Because the container mostly consists of wood, and wood as a material should have no specular highlights, the entire wooden section of the diffuse texture was converted to black: black sections do not have any specular highlight. The steel border of the container has varying specular intensities with the steel itself being relatively susceptible to specular highlights while the cracks are not.

Technically wood also has specular highlights although with a much lower shininess value (more light scattering) and less impact, but for learning purposes we can just pretend wood doesn't have any reaction to specular light.

Using tools like Photoshop or Gimp it is relatively easy to transform a diffuse texture to a specular image like this by cutting out some parts, transforming it to black and white and increasing the brightness/contrast.

## Sampling specular maps

A specular map is just like any other texture so the code is similar to the diffuse map code. Make sure to properly load the image and generate a texture object. Since we're using another texture sampler in the same fragment shader we have to use a different texture unit (see Textures) for the specular map so let's bind it to the appropriate texture unit before rendering:


...
glActiveTexture(GL_TEXTURE1);
glBindTexture(GL_TEXTURE_2D, specularMap);


Then update the material properties of the fragment shader to accept a sampler2D as its specular component instead of a vec3:


struct Material {
sampler2D diffuse;
sampler2D specular;
float     shininess;
};


And lastly we want to sample the specular map to retrieve the fragment's corresponding specular intensity:


vec3 ambient  = light.ambient  * vec3(texture(material.diffuse, TexCoords));
vec3 diffuse  = light.diffuse  * diff * vec3(texture(material.diffuse, TexCoords));
vec3 specular = light.specular * spec * vec3(texture(material.specular, TexCoords));
FragColor = vec4(ambient + diffuse + specular, 1.0);


By using a specular map we can specify with enormous detail what parts of an object actually have shiny properties and we can even set their corresponding intensity. Specular maps thus give us an added layer of control on top of the diffuse map.

If you don't want to be too mainstream you could also use actual colors in the specular map to not only set the specular intensity of each fragment, but also the color of the specular highlight. Realistically, however, the color of the specular highlight is mostly (to completely) determined by the light source itself so it wouldn't generate realistic visuals (that's why the images are usually black and white: we only care about the intensity).

If you would now run the application you can clearly see that the container's material now closely resembles that of an actual wooden container with steel frames:

You can find the full source code of the application here.

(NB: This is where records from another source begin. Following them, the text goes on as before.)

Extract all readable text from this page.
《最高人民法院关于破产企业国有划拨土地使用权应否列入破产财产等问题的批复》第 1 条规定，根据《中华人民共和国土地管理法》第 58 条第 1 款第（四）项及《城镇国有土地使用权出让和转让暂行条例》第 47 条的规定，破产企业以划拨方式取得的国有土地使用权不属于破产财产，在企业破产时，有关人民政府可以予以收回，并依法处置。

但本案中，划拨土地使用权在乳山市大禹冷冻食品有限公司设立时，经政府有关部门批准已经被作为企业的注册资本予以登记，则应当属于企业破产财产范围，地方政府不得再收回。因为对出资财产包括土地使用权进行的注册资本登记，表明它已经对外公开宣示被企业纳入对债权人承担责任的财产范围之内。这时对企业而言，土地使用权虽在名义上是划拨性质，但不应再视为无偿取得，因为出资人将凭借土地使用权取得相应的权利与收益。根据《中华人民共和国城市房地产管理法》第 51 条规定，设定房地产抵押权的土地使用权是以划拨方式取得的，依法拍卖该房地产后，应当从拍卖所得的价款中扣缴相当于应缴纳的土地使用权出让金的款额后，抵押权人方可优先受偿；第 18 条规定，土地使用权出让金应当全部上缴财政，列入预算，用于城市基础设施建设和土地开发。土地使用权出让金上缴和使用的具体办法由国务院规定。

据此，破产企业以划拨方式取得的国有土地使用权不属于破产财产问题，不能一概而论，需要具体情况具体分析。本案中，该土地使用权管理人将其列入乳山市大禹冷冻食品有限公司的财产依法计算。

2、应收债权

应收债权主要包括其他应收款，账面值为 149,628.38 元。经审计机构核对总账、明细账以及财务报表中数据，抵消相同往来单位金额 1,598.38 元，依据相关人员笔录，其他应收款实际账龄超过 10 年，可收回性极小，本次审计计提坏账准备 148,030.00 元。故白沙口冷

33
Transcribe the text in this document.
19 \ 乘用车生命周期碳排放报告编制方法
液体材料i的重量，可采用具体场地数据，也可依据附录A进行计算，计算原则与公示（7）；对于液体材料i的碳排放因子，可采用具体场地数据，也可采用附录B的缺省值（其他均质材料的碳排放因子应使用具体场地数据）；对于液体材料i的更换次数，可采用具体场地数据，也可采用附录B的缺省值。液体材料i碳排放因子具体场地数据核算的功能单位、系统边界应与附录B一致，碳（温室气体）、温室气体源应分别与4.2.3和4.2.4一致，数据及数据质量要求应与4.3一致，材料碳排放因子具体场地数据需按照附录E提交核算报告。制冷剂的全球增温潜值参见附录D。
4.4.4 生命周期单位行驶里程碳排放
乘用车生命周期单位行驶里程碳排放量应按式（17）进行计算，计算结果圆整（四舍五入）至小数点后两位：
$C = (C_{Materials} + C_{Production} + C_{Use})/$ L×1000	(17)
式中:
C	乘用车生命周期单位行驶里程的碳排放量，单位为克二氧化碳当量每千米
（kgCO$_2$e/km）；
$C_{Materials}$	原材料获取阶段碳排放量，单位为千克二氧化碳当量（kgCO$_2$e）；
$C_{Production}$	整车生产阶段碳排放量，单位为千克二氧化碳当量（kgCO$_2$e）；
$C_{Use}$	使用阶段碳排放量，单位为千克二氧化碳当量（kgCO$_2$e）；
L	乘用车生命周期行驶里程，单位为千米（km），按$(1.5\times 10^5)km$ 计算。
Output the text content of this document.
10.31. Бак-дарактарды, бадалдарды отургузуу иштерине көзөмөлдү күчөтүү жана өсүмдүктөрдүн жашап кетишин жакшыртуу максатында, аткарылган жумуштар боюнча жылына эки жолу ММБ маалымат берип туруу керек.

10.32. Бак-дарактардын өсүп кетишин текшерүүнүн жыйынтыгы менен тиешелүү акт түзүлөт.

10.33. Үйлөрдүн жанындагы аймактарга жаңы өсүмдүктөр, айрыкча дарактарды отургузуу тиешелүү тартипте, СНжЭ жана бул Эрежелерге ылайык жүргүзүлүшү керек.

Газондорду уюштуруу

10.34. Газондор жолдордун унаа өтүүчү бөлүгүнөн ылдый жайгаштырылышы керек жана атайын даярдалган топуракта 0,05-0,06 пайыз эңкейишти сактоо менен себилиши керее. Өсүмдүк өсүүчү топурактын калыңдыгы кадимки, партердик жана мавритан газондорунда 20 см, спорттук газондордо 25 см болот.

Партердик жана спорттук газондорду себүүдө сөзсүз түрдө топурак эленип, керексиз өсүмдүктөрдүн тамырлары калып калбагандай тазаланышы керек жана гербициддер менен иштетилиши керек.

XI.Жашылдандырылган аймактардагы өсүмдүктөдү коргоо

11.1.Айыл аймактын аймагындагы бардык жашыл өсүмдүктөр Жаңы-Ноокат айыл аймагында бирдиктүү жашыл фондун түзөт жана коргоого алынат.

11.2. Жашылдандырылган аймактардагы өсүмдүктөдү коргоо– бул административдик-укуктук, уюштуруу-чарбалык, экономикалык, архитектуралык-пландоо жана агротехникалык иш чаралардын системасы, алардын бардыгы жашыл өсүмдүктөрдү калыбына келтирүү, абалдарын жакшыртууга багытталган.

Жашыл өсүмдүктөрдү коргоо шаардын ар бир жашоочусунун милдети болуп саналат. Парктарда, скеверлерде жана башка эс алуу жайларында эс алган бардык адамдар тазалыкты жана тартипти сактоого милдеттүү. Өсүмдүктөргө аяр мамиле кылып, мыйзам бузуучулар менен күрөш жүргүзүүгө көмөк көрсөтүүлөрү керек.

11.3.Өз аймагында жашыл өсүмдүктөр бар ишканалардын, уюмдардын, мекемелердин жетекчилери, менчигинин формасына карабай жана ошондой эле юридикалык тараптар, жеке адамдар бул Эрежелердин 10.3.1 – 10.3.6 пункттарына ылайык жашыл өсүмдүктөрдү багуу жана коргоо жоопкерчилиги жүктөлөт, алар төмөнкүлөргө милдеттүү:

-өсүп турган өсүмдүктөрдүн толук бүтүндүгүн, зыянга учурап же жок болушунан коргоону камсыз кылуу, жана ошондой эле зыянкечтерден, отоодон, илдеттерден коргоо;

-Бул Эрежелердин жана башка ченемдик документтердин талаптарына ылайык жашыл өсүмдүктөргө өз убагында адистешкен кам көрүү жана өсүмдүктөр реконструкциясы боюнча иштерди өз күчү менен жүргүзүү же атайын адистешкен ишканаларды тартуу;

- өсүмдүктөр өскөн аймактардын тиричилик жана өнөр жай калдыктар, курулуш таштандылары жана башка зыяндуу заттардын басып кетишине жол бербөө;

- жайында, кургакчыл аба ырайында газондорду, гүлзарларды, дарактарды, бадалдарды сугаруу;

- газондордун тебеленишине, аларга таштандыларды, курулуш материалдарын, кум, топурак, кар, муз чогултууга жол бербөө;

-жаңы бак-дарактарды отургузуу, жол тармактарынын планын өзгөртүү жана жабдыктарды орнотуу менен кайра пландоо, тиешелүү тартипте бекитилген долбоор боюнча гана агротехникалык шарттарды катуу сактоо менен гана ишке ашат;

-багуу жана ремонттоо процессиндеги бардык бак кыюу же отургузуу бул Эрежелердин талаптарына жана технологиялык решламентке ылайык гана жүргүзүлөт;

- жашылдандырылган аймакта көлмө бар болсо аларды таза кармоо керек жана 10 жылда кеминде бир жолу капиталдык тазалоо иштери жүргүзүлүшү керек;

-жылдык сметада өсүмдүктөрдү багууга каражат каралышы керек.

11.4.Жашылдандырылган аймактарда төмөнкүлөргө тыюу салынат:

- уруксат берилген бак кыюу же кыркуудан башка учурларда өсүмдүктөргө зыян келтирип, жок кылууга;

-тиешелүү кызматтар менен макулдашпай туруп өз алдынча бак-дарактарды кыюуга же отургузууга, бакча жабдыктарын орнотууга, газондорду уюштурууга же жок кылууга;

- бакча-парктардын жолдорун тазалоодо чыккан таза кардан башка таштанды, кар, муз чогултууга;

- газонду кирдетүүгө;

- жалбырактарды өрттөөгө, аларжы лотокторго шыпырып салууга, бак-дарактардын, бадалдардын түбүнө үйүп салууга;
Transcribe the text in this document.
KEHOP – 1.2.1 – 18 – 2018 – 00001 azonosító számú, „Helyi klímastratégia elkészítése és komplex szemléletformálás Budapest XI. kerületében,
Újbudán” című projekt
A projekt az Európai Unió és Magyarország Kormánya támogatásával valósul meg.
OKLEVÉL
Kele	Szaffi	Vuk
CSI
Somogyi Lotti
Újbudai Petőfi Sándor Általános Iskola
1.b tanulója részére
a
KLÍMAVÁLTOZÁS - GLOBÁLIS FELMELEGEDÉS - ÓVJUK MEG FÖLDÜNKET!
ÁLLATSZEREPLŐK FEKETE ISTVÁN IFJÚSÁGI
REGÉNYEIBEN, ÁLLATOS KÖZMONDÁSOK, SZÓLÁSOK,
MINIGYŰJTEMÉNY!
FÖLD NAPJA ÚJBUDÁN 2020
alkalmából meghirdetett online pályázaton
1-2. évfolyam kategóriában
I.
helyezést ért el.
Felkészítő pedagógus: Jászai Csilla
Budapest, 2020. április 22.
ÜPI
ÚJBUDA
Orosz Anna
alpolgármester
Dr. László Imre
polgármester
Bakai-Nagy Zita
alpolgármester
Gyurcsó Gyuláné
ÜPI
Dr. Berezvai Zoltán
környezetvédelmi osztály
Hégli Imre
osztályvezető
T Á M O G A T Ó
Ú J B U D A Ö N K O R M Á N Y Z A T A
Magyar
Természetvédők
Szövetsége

Using diffuse and specular maps we can really add an enormous amount of detail into relatively simple objects. We can even add more detail into the objects using other texture maps like normal/bump maps and/or reflection maps, but that is something we'll reserve for later tutorials. Show your container to all your friends and family and be content with the fact that our container can one day become even prettier than it already is!

## Exercises

• Fool around with the light source's ambient, diffuse and specular vectors and see how they affect the visual output of the container.
• Try inverting the color values of the specular map in the fragment shader so that the wood shows specular highlights and the steel borders do not (note that due to the cracks in the steel border the borders still show some specular highlight, although with less intensity): solution.
• Try creating a specular map from the diffuse texture that uses actual colors instead of black and white and see that the result doesn't look too realistic. You can use this colored specular map if you can't generate one yourself: result.
• Also add something they call an emission map which is a texture that stores emission values per fragment. Emission values are colors an object might emit as if it contains a light source itself; this way an object can glow regardless of the light conditions. Emission maps are often what you see when objects in a game glow (like eyes of a robot, or light strips on a container). Add the following texture (by creativesam) as an emission map onto the container as if the letters emit light: solution; result.